「すみれの花」の失敗
「B館」MANGA NEWSで、ビーム2004年9月号付録、福島聡・森薫合作の「すみれの花」のレビューが書かれています。長文レビューの労作で、楽しく読ませていただきました。ごくろうさまです。
マンガを詳細に読むということはあまりしなくなっちゃいましたが、このレビューに刺激されてわたしも繰り返し「すみれの花」を読んでみました。残念ながらこの作品、一点で失敗しているように思われます。
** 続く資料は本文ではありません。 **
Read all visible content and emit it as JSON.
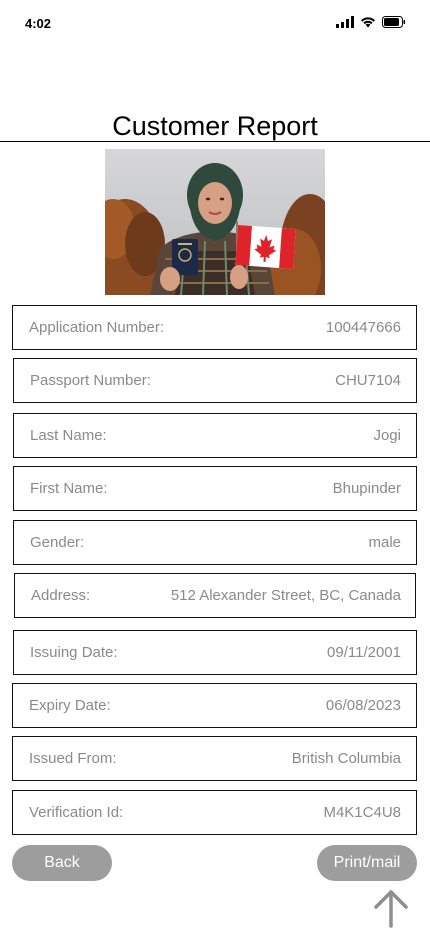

37ページから39ページにかけて大きく描かれている「美術館の絵」の絵。「B館」MANGA NEWSではこの絵にはバラとスミレが描かれているとされていますが、スミマセン、まず、これにスミレは描かれているのでしょうか。わたしにはどうしてもそう見えないのです。これがスミレの花かなーと思えるものもなくはないのですが、葉っぱかなとも見えますし。そしてバラもバラなのか。わが家ではシャクヤクという説あり、葉ぼたんという説あり。
絵画としてバラとスミレを同じ画面に描くことはあまりしないんじゃないかしら。イメージとしてはスミレは可憐、バラは豪華ですし。花の季節としても微妙にずれてます。となると、この絵にはバラだけが描かれていると考えるべきでしょうか。ただしこの作品のタイトルが「すみれの花」ですし、クライマックスの絵には当然スミレが登場してほしい。あえてバラとスミレを絵に描いたと考えることもできる。
スミレが描かれているなら、この絵の作者と前園すみれとの何らかの関係が想像される。バラだけが描かれているなら、単なる美術鑑賞? というわけで、この絵に何が描かれているのかわからないという点が、この作品の穴です。惜しい。